Okay then, but about what? Career? Well, no, my career is going along great — I’m happy with the work I put out in the world, and I’ve been fortunate to have bestsellers, awards, adaptations, fans and travel and all the money I need for my life. Marriage? Again, no: I’m as in love with Krissy as I’ve ever been in our lives together, and still happily amazed I get to be with her. Kid? My kid is great and remains the perfect kid for me. Friends? I have many, and they are terrific people, and every day I feel fortunate to know people who are good and kind and talented. General quality of life? It’s very high, and more importantly I am satisfied with it on a day-to-day basis. There’s not much I would change about my life and the people in it.

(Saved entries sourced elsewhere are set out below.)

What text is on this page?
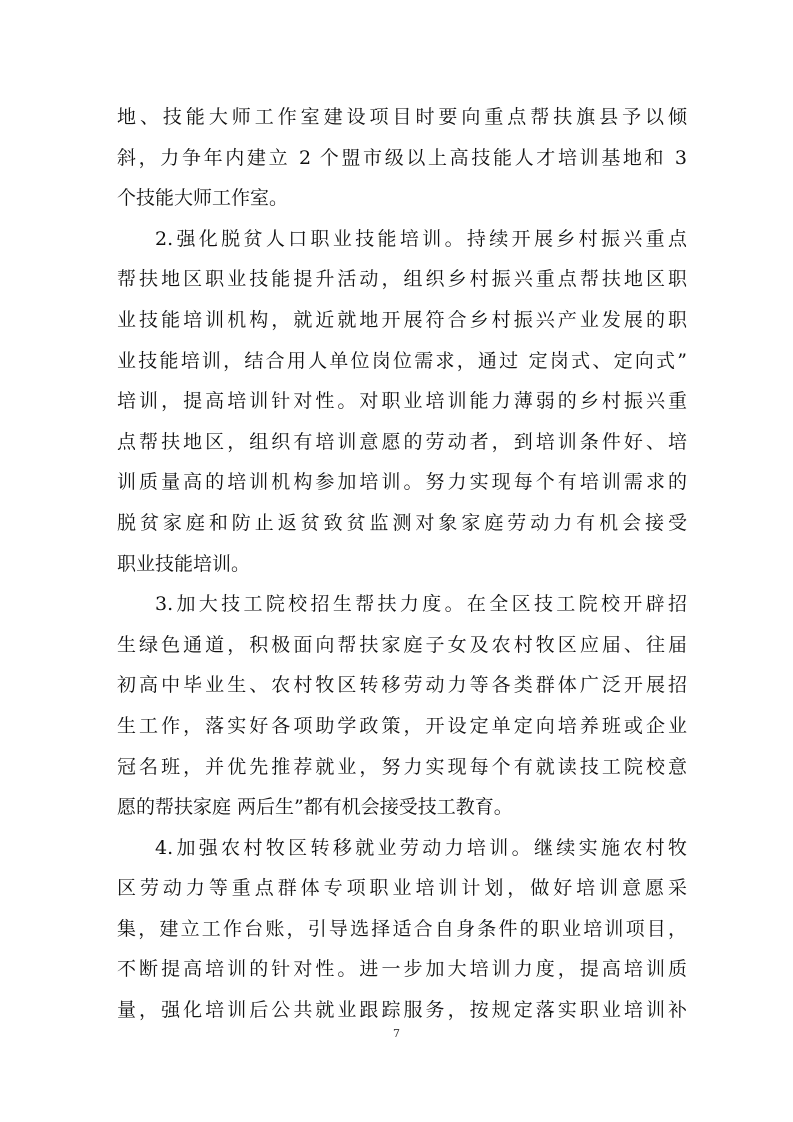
地、技能大师工作室建设项目时要向重点帮扶旗县予以倾
斜，力争年内建立 2 个盟市级以上高技能人才培训基地和 3
个技能大师工作室。
2.强化脱贫人口职业技能培训。持续开展乡村振兴重点
帮扶地区职业技能提升活动，组织乡村振兴重点帮扶地区职
业技能培训机构，就近就地开展符合乡村振兴产业发展的职
业技能培训，结合用人单位岗位需求，通过 定岗式、定向式”
培训，提高培训针对性。对职业培训能力薄弱的乡村振兴重
点帮扶地区，组织有培训意愿的劳动者，到培训条件好、培
训质量高的培训机构参加培训。努力实现每个有培训需求的
脱贫家庭和防止返贫致贫监测对象家庭劳动力有机会接受
职业技能培训。
3.加大技工院校招生帮扶力度。在全区技工院校开辟招
生绿色通道，积极面向帮扶家庭子女及农村牧区应届、往届
初高中毕业生、农村牧区转移劳动力等各类群体广泛开展招
生工作，落实好各项助学政策，开设定单定向培养班或企业
冠名班，并优先推荐就业，努力实现每个有就读技工院校意
愿的帮扶家庭 两后生”都有机会接受技工教育。
4.加强农村牧区转移就业劳动力培训。继续实施农村牧
区劳动力等重点群体专项职业培训计划，做好培训意愿采
集，建立工作台账，引导选择适合自身条件的职业培训项目，
不断提高培训的针对性。进一步加大培训力度，提高培训质
量，强化培训后公共就业跟踪服务，按规定落实职业培训补
7
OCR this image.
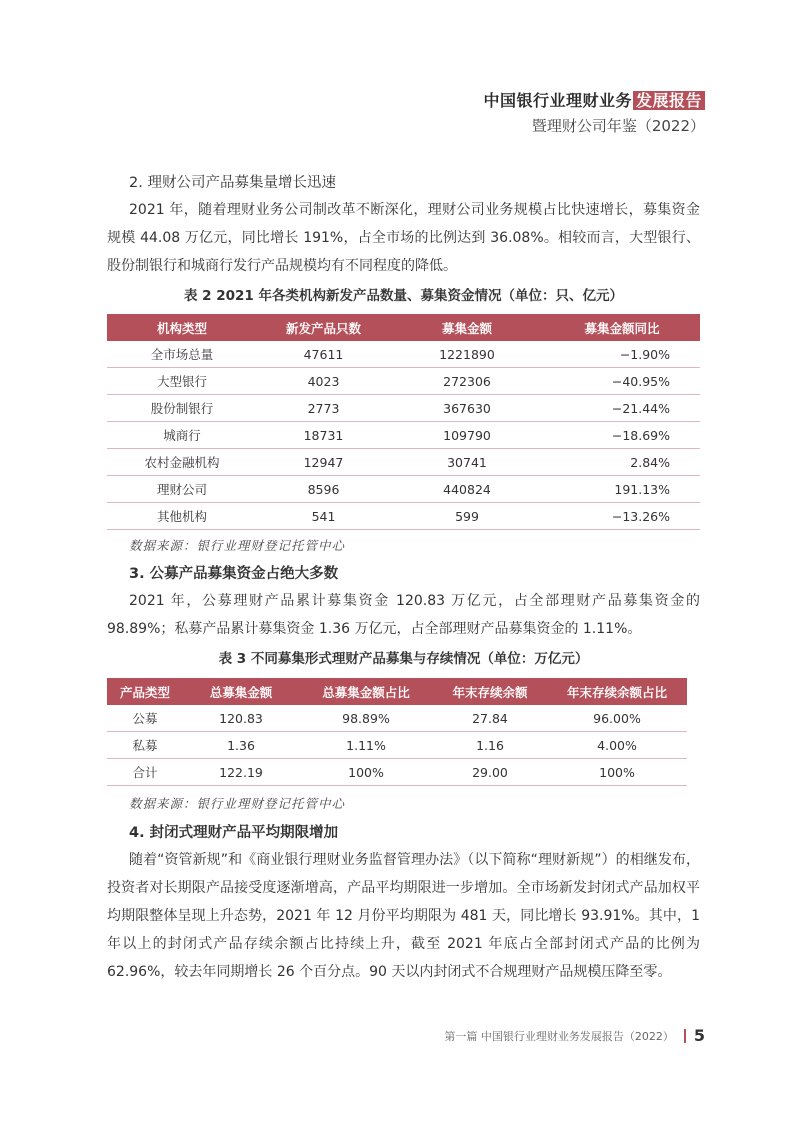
中国银行业理财业务 发展报告
暨理财公司年鉴（2022）
2. 理财公司产品募集量增长迅速
2021 年，随着理财业务公司制改革不断深化，理财公司业务规模占比快速增长，募集资金规模 44.08 万亿元，同比增长 191%，占全市场的比例达到 36.08%。相较而言，大型银行、股份制银行和城商行发行产品规模均有不同程度的降低。
表 2 2021 年各类机构新发产品数量、募集资金情况（单位：只、亿元）
机构类型	新发产品只数	募集金额	募集金额同比
全市场总量	47611	1221890	−1.90%
大型银行	4023	272306	−40.95%
股份制银行	2773	367630	−21.44%
城商行	18731	109790	−18.69%
农村金融机构	12947	30741	2.84%
理财公司	8596	440824	191.13%
其他机构	541	599	−13.26%
数据来源：银行业理财登记托管中心
3. 公募产品募集资金占绝大多数
2021 年，公募理财产品累计募集资金 120.83 万亿元，占全部理财产品募集资金的 98.89%；私募产品累计募集资金 1.36 万亿元，占全部理财产品募集资金的 1.11%。
表 3 不同募集形式理财产品募集与存续情况（单位：万亿元）
产品类型	总募集金额	总募集金额占比	年末存续余额	年末存续余额占比
公募	120.83	98.89%	27.84	96.00%
私募	1.36	1.11%	1.16	4.00%
合计	122.19	100%	29.00	100%
数据来源：银行业理财登记托管中心
4. 封闭式理财产品平均期限增加
随着“资管新规”和《商业银行理财业务监督管理办法》（以下简称“理财新规”）的相继发布，投资者对长期限产品接受度逐渐增高，产品平均期限进一步增加。全市场新发封闭式产品加权平均期限整体呈现上升态势，2021 年 12 月份平均期限为 481 天，同比增长 93.91%。其中，1 年以上的封闭式产品存续余额占比持续上升，截至 2021 年底占全部封闭式产品的比例为 62.96%，较去年同期增长 26 个百分点。90 天以内封闭式不合规理财产品规模压降至零。
第一篇 中国银行业理财业务发展报告（2022） 5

Ahhhhhhhh, yes. That’s it. Here we go.
I was unhappy both with the way I looked and felt physically — and, with respect to becoming 50, I was also aware that how I decided to treat my body today was going to set the bar for the next fifteen to twenty years and beyond. I was finally at the age where, as an otherwise healthy, able-bodied person, I had to decide what physical quality of life I wanted to have, essentially, for the rest of my life.

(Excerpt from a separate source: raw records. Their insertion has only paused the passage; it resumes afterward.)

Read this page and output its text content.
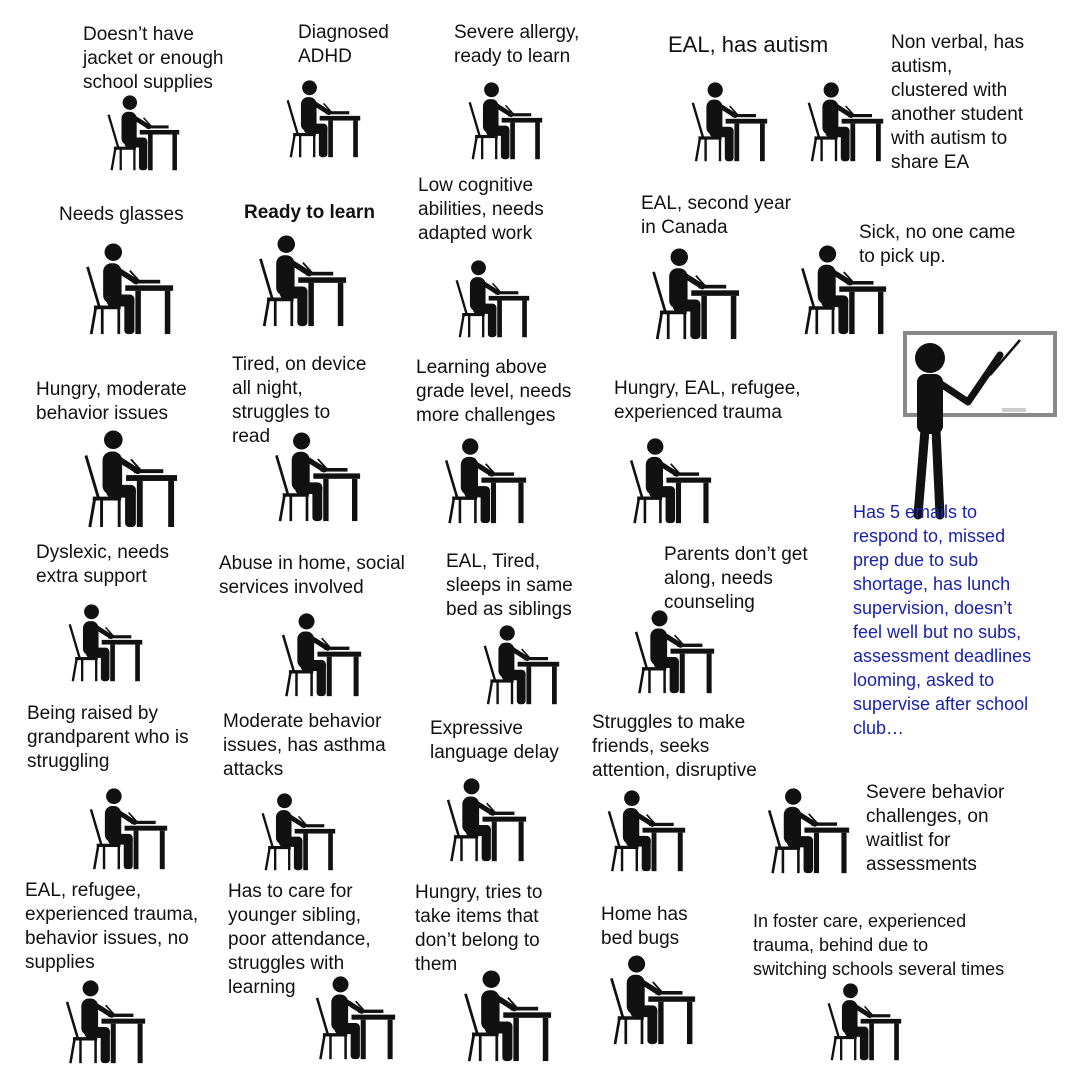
Doesn’t have
jacket or enough
school supplies

Diagnosed
ADHD

Severe allergy,
ready to learn	EAL, has autism	Non verbal, has
autism,
clustered with
another student
with autism to
share EA

Needs glasses	Ready to learn

Low cognitive
abilities, needs
adapted work

EAL, second year
in Canada	Sick, no one came
to pick up.

Hungry, moderate
behavior issues

Tired, on device
all night,
struggles to
read

Learning above
grade level, needs
more challenges

Hungry, EAL, refugee,
experienced trauma

Dyslexic, needs
extra support

Abuse in home, social
services involved

EAL, Tired,
sleeps in same
bed as siblings

Parents don’t get
along, needs
counseling

Being raised by
grandparent who is
struggling

Moderate behavior
issues, has asthma
attacks

Expressive
language delay

Struggles to make
friends, seeks
attention, disruptive

Severe behavior
challenges, on
waitlist for
assessments

EAL, refugee,
experienced trauma,
behavior issues, no
supplies

Has to care for
younger sibling,
poor attendance,
struggles with
learning

Hungry, tries to
take items that
don’t belong to
them

Home has
bed bugs

In foster care, experienced
trauma, behind due to
switching schools several times

Has 5 emails to
respond to, missed
prep due to sub
shortage, has lunch
supervision, doesn’t
feel well but no subs,
assessment deadlines
looming, asked to
supervise after school
club…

Well, my brain said, the good news is that you can fix this. You’ll hate it, but you can fix it.
This is why, the day after Christmas, I started exercising and counting my calories. And it’s worked: As I’ve noted elsewhere, my weight is down twenty pounds since December, I’m close to my weight goal, and my overall physical health is better than it was. I feel better.

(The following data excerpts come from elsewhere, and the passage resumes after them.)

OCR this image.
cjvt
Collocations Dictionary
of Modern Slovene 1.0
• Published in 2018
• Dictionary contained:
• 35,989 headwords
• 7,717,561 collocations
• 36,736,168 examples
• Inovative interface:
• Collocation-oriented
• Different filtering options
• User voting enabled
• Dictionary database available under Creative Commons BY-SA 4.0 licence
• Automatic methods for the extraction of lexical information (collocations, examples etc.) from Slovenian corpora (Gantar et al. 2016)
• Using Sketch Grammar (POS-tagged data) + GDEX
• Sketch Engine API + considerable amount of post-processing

And along with feeling better, that “midlife crisis” of December appears to have fizzled out entirely. I’m 50 today, and today I’m happy. Not just because it’s my birthday, but because in looking forward to the next decade and beyond, I’m excited about the potential for it. I’m happy today and if my life stayed as it is now, I would be delighted to write books, put them out there into the world, and to see and cherish friends and family. But right now there seem to be opportunities to do all that and more, in my personal life and in my career, and to keep growing and moving forward and seeing what happens next. And that’s pretty great.
And yes, all that stuff I mentioned before still applies — I’m getting older and I’ll be getting older faster as I go along. Some things I’ve idly wondered about will always have to be idle wonders. And who I am now is likely to be who I’ll be moving forward. Beyond that, life is almost never a best case scenario. In the next decade life will throw me curveballs and potholes, because that’s what life does. You never do know what’s next, until it happens. I could be consumed by the proverbial bear tomorrow.
But that’s what life does in every decade, truth to tell. In my twenties, I expected to work at a newspaper all my life. In my thirties I thought writing novels would be a side gig at best. As my forties begun I had yet met some of the people who have become some of the most important in my life. My life is not what I expected, save for the simple idea that I always knew I wanted to write (which in itself isn’t entirely true; when I was ten I wanted to be an astronomer. Writing turned out to be the backup gig). I don’t know what my fifties have in store for me either, except that so much of it will be something I can’t expect today.
What is important is how you approach moving forward. And today, on my birthday, turning fifty isn’t a crisis for me, midlife or otherwise. I feel good physically and mentally. I’m happy with my life today. I’m looking forward to all the rest of it.
It’s a good place to be when one is starting a whole new personal decade. Let’s see where things go from here.